10. Animals Again
by, 25-08-09 at 16:42 (348 Views)
It is illogical to assume that animals do not have consciousness. All animals (including humans) evolved from a common source and it is not sensible (with apologies to. Teilhard de Chardin) to assume that humans, at one particular point in their evolution, had a "soul" deposited into them. Ever seen a chimp examining a pimple on his face in a mirror? It’s an incredibly human thing to do. If they have consciousness, why not life after death and re-incarnation?
Here is another snippet of information (picked up from The New York Times): Since the 1970s, animal behaviourists have trained apes to make requests by using sign-language or symbols and acousticians have detected that whales and elephants make sub-sonic calls, mice and small animals and fish make ultra sonic sounds, and suspicions have arisen that animals may have more to say than humans realized. More recently, German researchers reported in the journal Science that Rico, a border collie , could not only fetch 200 objects by name , but could also learn the name of a new object by inference if it was in a group of other objects he already knew.
Dr Emily Savage-Rumbaugh who has worked with apes for 25 years reported that some bonobo chimps she works with at Georgia State University have been talked to by humans since birth. By pointing to symbols, Kanzi, the best among the bonobos, can form sentences or can hear and act upon English words such as “get the tomato that is in the microwave” and “fetch the red toy”. Other studies of chimp communication by signing reveal that they use expletives. It follows then that other primates have language, including syntax and grammar capabilities even though they do not have the biological apparatus for vocalizing in human-speak.
Francine Patterson who has worked for nearly 30 years with Koko, a gorilla, said Koko could “speak as well as a 5-year old child” using sign language and modulate her vocabulary of nearly a 1000 signs by raising her eyebrows (a very human trait) to indicate questions, and making moves “that would be described as grammatical” by users of sign-language. In an article on the human propensity for lying, by the Science Editor Sunday Times (20/11/2005), it was noted that other primates may manipulate the truth. An example was Koko the gorilla: “after ripping a steel sink from its moorings, the ape signed to claim that her friend the cat had done the damage”
Gorillas are born with an international sign language of gestures that they use to communicate, scientists have discovered. Researchers from St Andrews University in Scotland found gorillas using the same signs despite being born and raised on different continents. The team watched four groups of gorillas in Africa and Europe and found they had a repertoire of more than 100 distinct gestures, 40 of which were common to every animal. About 160 gorillas – 130 living in the wild and 30 in zoos - were monitored. More than 5,200 hand gestures were observed in a month. Richard Byrne, the co-author of the study, said: “Social transmission did not play a role. We conclude that the great majority of intentional gestures are universal.
The findings are published in the journal “Animal Cognition”
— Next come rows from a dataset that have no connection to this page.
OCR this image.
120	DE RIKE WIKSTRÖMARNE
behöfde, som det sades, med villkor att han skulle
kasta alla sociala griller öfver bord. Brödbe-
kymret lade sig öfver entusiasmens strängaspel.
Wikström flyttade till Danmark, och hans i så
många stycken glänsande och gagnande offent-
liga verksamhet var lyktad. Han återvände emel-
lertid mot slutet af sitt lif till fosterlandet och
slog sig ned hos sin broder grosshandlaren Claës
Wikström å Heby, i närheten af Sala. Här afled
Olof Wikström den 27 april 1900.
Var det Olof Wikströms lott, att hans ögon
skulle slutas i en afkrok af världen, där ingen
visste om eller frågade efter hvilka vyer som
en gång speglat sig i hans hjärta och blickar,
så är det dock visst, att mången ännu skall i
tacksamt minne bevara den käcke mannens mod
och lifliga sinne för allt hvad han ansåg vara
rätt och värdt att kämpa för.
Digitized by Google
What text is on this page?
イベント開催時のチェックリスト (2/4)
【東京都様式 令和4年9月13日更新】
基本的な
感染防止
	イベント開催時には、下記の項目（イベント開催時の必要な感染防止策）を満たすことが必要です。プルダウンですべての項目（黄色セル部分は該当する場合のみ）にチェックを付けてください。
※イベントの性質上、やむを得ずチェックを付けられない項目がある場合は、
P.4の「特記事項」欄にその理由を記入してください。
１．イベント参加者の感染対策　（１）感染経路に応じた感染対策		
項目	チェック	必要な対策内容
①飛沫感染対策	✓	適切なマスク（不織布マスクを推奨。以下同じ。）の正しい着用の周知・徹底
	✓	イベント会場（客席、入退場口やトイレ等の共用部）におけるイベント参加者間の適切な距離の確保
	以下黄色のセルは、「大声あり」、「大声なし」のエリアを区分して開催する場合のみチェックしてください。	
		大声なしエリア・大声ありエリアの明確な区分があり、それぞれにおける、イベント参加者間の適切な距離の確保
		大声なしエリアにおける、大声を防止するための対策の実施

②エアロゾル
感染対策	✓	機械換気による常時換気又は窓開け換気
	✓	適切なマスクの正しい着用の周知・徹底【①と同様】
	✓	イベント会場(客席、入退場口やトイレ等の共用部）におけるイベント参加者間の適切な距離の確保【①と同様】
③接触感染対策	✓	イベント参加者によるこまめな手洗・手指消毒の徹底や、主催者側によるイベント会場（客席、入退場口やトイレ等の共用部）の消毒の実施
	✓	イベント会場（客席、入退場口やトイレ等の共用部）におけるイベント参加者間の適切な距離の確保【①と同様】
Linguists have been accused of moving the standards of their definition of language ever higher, so it can never be met. “They will always deny that animals can talk” Dr Savage-Rumbaugh states “because it doesn’t fit comfortably with their view of the universe. One animal that can speak our language, normally in mimicry, is not a mammal but a bird. Experiments with parrots have indicated that they also understand what they are saying to some degree, if taught, and can respond intelligently. A technique in training parrots, by having another person present who will compete for the teacher’s attention, stimulating the parrot to greater efforts, is now being used in teaching autistic children. I sometimes think "If nothing in nature has no purpose, why have animals been endowed with vocalisation if not to communicate with one another". Because humans do not understand such vocalisation does not mean it is meaningless.
When I had a heart attack in 1997 and was carted off to hospital in an ambulance, our cat (who never slept anywhere except in a downstairs room) decided to sleep on my bed till I came home. She did the same again the following year when I was hospitalized again. What went on in her mind, I wonder? She was 16 when she died and during her life-time we regularly had mutual admiration sessions when we gazed into each others eyes and she did her best to communicate before regretfully giving up as I was too thick to understand her language although she obviously understood much of mine. The writer Beverley Nichols observed that cats have one language for their own kind and a totally different set of vocalizations which they use on humans. When visiting my brother-in-law's farm I was taken to see a newly born foal. Politely, I said hello to the mare, the foal's mother, and held out my hand for her to sniff which she did. She then moved closer and gently held the side of her muzzle, which was incredibly soft, silky and warm, against my cheek for a few seconds. I found that a profoundly moving experience and really felt that I had communicated with an animal who was letting me know she found me ok.